Assembly-line justice is dispensed here. In one half-hour period, Judge Karen Lupuloff disposed of 10 cases ranging from disorderly conduct to identity theft and grand larceny; the defendants were ages 19 to 67; at least one was HIV positive.
Each case began with a court officer reading the docket number and ordering the defendant to step up. An assistant district attorney quickly sorted through the paperwork while defense lawyers, mostly from legal aid, tried to keep up. The cases usually ended with the officer admonishing the defendant to appear when next required “or a bench warrant will be issued for your arrest.”
Ring Two: The trial in progress 12 stories above, in courtroom 1324, provided a stark contrast. In that comparatively immaculate, high-ceilinged courtroom, the second trial of a former Tyco chairman, Dennis Kozlowski, was in its second day.
Instead of one overworked prosecutor and a small team of public lawyers, there were three prosecutors and a collection of tanned, well-coifed, highly paid defense attorneys. The benches were generally unmarked and the faces – in the well and the audience – were almost all white.
Rather than a case involving street thugs accused of mugging – or killing – someone for a few dollars, Mr. Kozlowski and his former chief financial officer are accused of stealing $150 million from their company and using it to throw lavish parties and buy cars, planes, and a $6,000 shower curtain.

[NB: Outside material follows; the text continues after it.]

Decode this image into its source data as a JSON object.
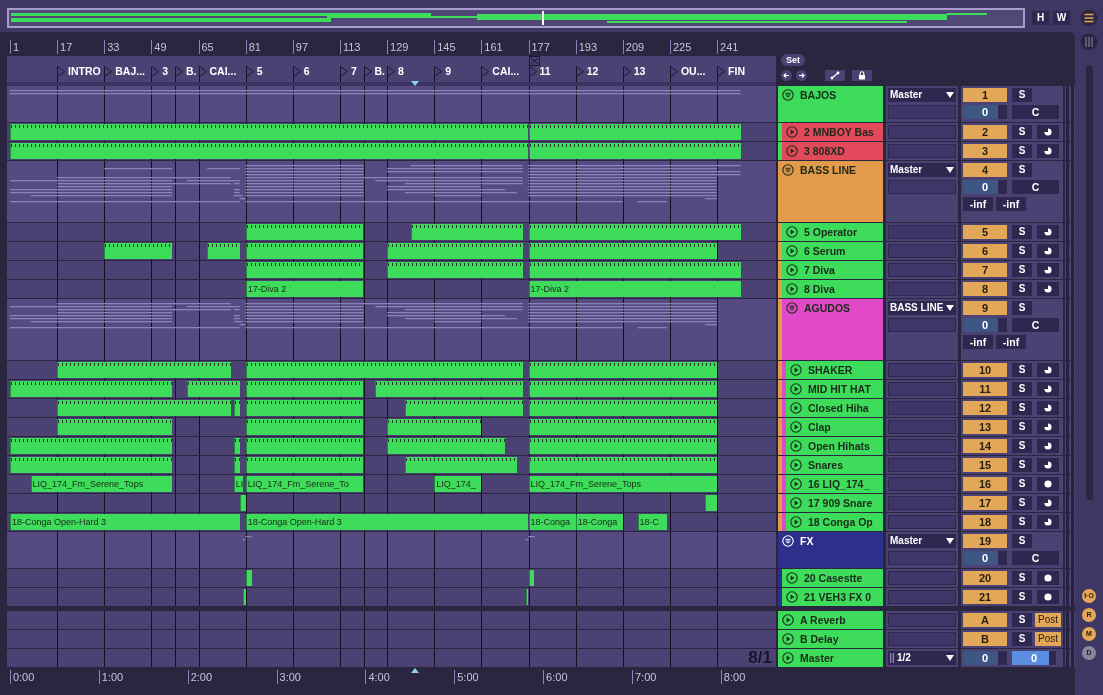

The walls were covered with display screens and the benches were packed with business writers and the tanned and well-dressed relatives of the accused corporate crooks, whose proceeding ended in a mistrial.
Ring Three: A few floors down, lawyers for Knicks legend Bernard King worked out a deal on his latest brush with the law. The 47-year-old former basketball star, who once scored 60 points in a game, was charged with beating up his wife.
She filed the original complaint but has stopped cooperating with police. The glowering King, who was charged with sexual abuse in 1986 and domestic abuse in 1994, agreed to attend 10 marriage-counseling classes in return for the charges being dropped.
Back to Ring One: Then it was back down to AP2,where accused “East Side Madam” Julie Moya was arraigned on charges of running a call-girl ring that used at least one 15-year-old and grossed up to $6 million a year.
Prosecutors say Moya, who also has been dubbed the “Menagerie Madam” for her collection of 25 exotic pets, oversaw two dozen women who earned up to $600 an hour for sex.
Prosecutor Matthew Bassiur said Moya, who looked disheveled in a lumpy gray sweater, tight jeans, and stiletto heels, did time in federal prison for selling drugs and should be held on $2 million bail.
Defense lawyer Daniel Ollen called that figure “ridiculously high” and said the police had better things to do than bust madams. Judge Lupuloff set bail at $500,000 and Moya click-clacked back to jail in her high heels.
All in all, another day’s worth of justice at 100 Centre St., sometimes fast and sure; often slow, uneven, and incomplete – but always worth the price of admission.